# Hole in The Wall



## Ogre (Jan 31, 2007)

Hole in the wall

I haven’t posted any new pictures of my new track since last May before leaving for Wisconsin until October. Since being back, time has not been good to me, but I have made a few improvements. The track is sunk and dirt has been painted, the pit lanes are now electrically operated and working great. Filled and smoothed the track to some degree, the banked curves are solidly mounted; the control stations are wired with the switch for the pit lanes next to each control station. I have some 1/87th scale buildings left from last track but am using Ertil 1/64th scale farm country buildings for most track buildings along with all the new 1/64th diorama items that have came out in the past year or so. I have so much to do in that arena that the track grounds have taken a back seat. The track is a modified River Hills 50 plan from HO Slot Car Racing Site. I added 2 banked curves, a 9 and 12 plus the 2 pit lanes and raised the back straight. The track has taken a lot longer then I had anticipated but going to Wisconsin in the spring doesn’t leave me much build time when I have to figure in the honey-do list. I will try to post again before I leave in May, if I have made any significant progress.


----------



## rbrunne1 (Sep 22, 2007)

Very cool! I like how you took apart the "Moments in Time" dioramas and incorporated the walls.
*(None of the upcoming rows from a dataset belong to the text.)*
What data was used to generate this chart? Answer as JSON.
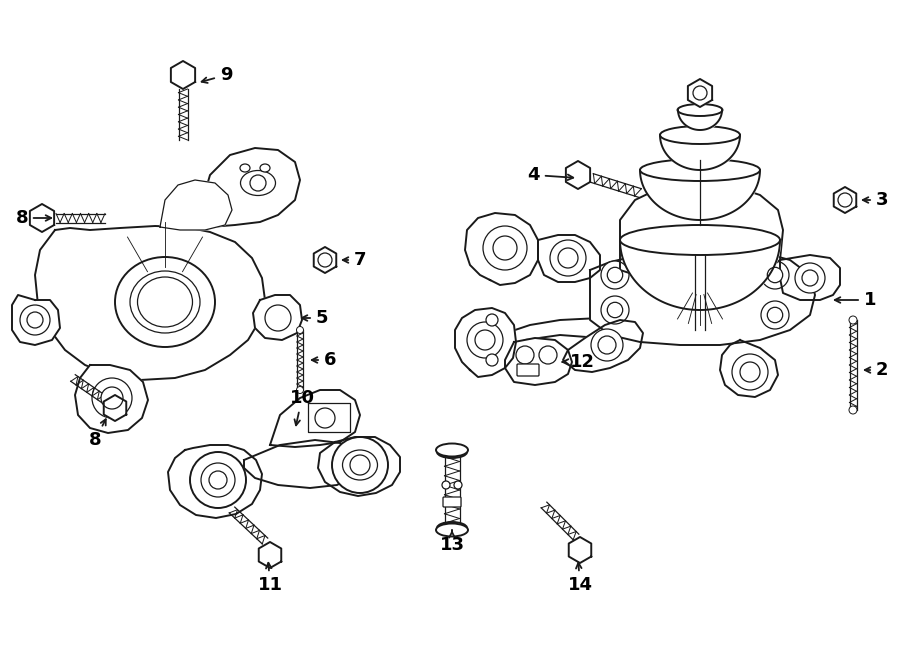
{
  "background_color": "#ffffff",
  "line_color": "#1a1a1a",
  "figsize": [
    9.0,
    6.62
  ],
  "dpi": 100,
  "lw_main": 1.4,
  "lw_thin": 0.9,
  "lw_thick": 2.0
}
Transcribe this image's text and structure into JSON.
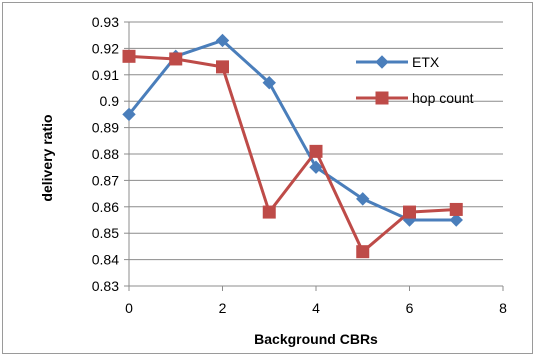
{
  "chart_data": {
    "type": "line",
    "title": "",
    "xlabel": "Background CBRs",
    "ylabel": "delivery ratio",
    "xlim": [
      0,
      8
    ],
    "ylim": [
      0.83,
      0.93
    ],
    "xticks": [
      "0",
      "2",
      "4",
      "6",
      "8"
    ],
    "yticks": [
      "0.83",
      "0.84",
      "0.85",
      "0.86",
      "0.87",
      "0.88",
      "0.89",
      "0.9",
      "0.91",
      "0.92",
      "0.93"
    ],
    "grid": true,
    "legend_position": "right",
    "series": [
      {
        "name": "ETX",
        "color": "#4a7ebb",
        "marker": "diamond",
        "x": [
          0,
          1,
          2,
          3,
          4,
          5,
          6,
          7
        ],
        "y": [
          0.895,
          0.917,
          0.923,
          0.907,
          0.875,
          0.863,
          0.855,
          0.855
        ]
      },
      {
        "name": "hop count",
        "color": "#be4b48",
        "marker": "square",
        "x": [
          0,
          1,
          2,
          3,
          4,
          5,
          6,
          7
        ],
        "y": [
          0.917,
          0.916,
          0.913,
          0.858,
          0.881,
          0.843,
          0.858,
          0.859
        ]
      }
    ]
  }
}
What did you use for the checker board floor?

Bob B.


----------



## Ogre (Jan 31, 2007)

Rb

I picked up 2 of every one of the moments in time displays and will be using some for store fronts in the wall under the back stretch that is not built yet. For awhile their was some nice items produced for 1/64th scale, Green Light garage items, M2 Auto lifts, Winner’s Circle series. Now we seem to be in a large dry spell, to bad some body like American Diorama doesn’t build items in our scale, especially good people not old railroad people. The checker floor can be found here at the bottom of the page item 49, I used ms paint to make the size of floor I wanted. http://www.racelinecentral.com/Decals.html


----------



## Bill Hall (Jan 6, 2007)

Great track design Ogre.

Lots of good action and it's not cramped....dig it!


----------



## Ogre (Jan 31, 2007)

Howdy,here is a short update on why I'm calling the track the Hole in the Wall. Still just dirt and rocks with some small construction. It's slow going but it will get their.


----------



## T-jetjim (Sep 12, 2005)

Ogre - looking good. Where are you in Florida?

Jim


----------



## NTxSlotCars (May 27, 2008)

Man, this building looks great for a pit area garage building!!!
What did this run ya? Got a link for it? Ertl 1/64th?

Rich
The guy that likes all that old Nascar stuff.


----------



## Ogre (Jan 31, 2007)

Jim,
I live in New Smyrna Beach.

Rich,
Unfortunately the buildings in the pictures are a tad big for 1/64, it's to bad but now I have found 2 building sets from ertil farm country that fit great. The first buildings would work for a large track or better yet 1/43. To bad I couldn't see them before I bought them.


----------



## Ogre (Jan 31, 2007)

http://home.rr.com/ogreI have Road Runner internet and get a free web page, so I'm posting all pictures of updates their. I have about finished the pits and added grass. All comments and suggestions welcome. Not sure if above link will work.
http://home.rr.com/ogre


----------



## slotcarman12078 (Oct 3, 2008)

It works!!! Looks great with the greenery!!! :thumbsup::thumbsup:


----------



## rbrunne1 (Sep 22, 2007)

Looking Good Ogre :woohoo:


----------



## Hilltop Raceway (Feb 12, 2006)

Cool pics!!! Sure like the shop pics!!! Good looking track!!! RM


----------



## Rolls (Jan 1, 2010)

Link worked perfectly. Man, that is looking great! Love the grass, elevation and those pits!:thumbsup:


----------



## Ogre (Jan 31, 2007)

Thanks for the kind comments. More later.


----------



## demether (Aug 26, 2008)

Great two lane track ! Can't wait to see the scenery !


----------